Here is a picture of the clipper ship Tornado as she might have appeared after a whirlwind struck her a thousand miles west of Cape Horn. She was on her way from San Francisco to New York in 1852 when the weather began to turn sour. “The whirlwind struck her at 2 A. M., Sept. 11th, 33 days out, and when nearly half way to New York. The shock was instantaneous. The bowsprit was broken off close to the knight-heads, and the whole of it carried inboard on the port side. The foremast instantly followed it, close to the deck, being lifted from between the mainstays so that the heel of it grazed the house, and went over the side, tearing away the main and monkey rails.”

The whole mess had to be cut adrift, and the mainmast was damaged as well; but Captain Mumford managed to jury-rig the ship and make it all the way to New York without putting in to any port for repairs, which he apparently did not trust Latin Americans to do properly. The insurance companies responsible for the ship presented him with a beautiful silver service, the showpiece of which was a solid silver salver with the picture above engraved on it, so that every time he used it he might be reminded of the worst night of his life.

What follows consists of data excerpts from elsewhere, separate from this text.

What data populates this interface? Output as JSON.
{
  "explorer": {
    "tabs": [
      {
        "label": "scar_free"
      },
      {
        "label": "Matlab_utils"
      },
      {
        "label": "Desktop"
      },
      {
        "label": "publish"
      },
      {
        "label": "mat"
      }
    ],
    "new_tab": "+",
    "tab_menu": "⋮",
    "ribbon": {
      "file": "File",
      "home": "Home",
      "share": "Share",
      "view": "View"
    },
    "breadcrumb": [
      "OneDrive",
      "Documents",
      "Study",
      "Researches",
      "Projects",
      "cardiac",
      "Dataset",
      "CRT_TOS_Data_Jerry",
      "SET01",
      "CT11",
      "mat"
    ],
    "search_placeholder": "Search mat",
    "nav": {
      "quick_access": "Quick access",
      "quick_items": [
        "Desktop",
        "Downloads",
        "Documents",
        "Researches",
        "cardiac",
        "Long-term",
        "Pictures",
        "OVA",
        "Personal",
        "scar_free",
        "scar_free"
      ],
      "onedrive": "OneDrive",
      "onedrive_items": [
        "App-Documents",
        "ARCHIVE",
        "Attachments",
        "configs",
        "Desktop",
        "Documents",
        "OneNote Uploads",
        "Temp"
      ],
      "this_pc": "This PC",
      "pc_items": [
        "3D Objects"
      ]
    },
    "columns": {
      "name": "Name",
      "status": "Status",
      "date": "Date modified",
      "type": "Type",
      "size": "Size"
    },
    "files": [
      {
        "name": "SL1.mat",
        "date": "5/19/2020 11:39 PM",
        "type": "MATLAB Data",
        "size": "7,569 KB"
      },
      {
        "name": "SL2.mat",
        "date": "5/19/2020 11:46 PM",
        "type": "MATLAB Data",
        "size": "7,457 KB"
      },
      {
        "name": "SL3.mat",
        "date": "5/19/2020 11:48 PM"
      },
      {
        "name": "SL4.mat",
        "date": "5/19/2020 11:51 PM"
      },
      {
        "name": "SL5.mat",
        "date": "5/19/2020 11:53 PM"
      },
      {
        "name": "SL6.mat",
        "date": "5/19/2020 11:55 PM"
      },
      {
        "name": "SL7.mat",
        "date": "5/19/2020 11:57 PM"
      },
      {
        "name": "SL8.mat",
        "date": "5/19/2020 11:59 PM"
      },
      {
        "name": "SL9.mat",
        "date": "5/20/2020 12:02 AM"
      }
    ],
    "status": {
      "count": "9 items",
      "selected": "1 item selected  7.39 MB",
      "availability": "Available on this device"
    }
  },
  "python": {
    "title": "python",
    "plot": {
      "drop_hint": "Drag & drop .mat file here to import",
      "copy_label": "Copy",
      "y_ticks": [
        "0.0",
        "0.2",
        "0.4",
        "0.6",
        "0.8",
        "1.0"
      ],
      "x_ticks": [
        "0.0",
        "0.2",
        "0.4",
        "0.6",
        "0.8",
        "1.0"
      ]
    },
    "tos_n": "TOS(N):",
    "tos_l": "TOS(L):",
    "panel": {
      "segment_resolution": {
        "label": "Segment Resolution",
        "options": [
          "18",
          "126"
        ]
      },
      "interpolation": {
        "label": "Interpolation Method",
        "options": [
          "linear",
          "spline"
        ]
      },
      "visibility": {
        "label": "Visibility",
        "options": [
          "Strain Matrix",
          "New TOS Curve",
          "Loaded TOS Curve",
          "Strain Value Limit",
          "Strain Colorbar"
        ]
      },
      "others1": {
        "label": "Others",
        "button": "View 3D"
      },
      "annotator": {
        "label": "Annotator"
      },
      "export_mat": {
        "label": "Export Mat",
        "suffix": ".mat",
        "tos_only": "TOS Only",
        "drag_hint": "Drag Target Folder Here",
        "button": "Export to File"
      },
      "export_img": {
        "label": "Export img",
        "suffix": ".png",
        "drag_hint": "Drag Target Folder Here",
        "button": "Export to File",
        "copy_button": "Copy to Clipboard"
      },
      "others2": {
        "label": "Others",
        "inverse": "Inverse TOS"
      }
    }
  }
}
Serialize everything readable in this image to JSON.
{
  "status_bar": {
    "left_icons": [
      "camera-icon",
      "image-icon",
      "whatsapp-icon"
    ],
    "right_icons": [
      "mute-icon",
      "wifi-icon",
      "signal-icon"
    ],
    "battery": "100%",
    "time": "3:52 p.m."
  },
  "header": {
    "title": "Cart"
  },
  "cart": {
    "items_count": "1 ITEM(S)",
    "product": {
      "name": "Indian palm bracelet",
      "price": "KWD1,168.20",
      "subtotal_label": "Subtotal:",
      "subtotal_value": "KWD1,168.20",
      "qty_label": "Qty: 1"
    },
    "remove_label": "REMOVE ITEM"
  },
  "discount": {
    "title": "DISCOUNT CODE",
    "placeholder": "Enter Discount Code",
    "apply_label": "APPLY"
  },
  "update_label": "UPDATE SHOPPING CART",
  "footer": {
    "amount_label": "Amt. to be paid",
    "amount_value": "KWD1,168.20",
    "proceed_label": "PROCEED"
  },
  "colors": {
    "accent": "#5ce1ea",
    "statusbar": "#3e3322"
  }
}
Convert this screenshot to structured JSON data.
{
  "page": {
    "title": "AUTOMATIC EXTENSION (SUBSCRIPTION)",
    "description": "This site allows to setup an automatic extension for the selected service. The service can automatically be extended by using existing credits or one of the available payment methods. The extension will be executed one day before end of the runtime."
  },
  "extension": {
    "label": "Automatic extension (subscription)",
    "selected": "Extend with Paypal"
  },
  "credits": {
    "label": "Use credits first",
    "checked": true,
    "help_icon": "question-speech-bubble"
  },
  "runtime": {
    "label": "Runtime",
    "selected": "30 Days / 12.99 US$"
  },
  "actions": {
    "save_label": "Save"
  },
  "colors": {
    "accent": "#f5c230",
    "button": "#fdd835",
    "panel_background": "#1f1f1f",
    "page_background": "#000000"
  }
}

There are two heroes in this story. The first is Captain Mumford, who brought the clipper safely to her destination. The second is Maturin Ballou, the editor of Gleason’s Pictorial, who managed to tell the whole story without once expressing any amusement at the fact that a clipper named Tornado was hit by a whirlwind, or even mentioning that coincidence at all.


  1. von Hindenburg says:

    If I may, sir, there is one typo in this fascinating story, possibly caused by an automatic text converter program. The ‘knighthead’ is a vertical frame member which helps to brace the bowsprit. A ‘knight-bead’ is the rosary that a Crusader worries when the Saracens come a-circling.

    • Dr. Boli says:

      Thank you for pointing that out. The correction is made. Optical character recognition is a tool like TNT: it makes the work go much faster, but it must be handled with some care.

  2. Belfry Bat says:

    A Lazy Application of Internettery suggests that “tornado” hadn’t referred to such a Whirlwind until just three years before this incident, but merely meant a Bad Thunderstorm. Perhaps Cpt. M. was Old-fashioned in his descriptions of weather? Books as late as A. Ransome call some of these things “waterspouts”, and we still get that word in Marine Weather Forecasting.

  3. KevinT says:

    Why did the insurers want our beleaguered captain to be constantly reminded of the worst night of his life? Was he not married?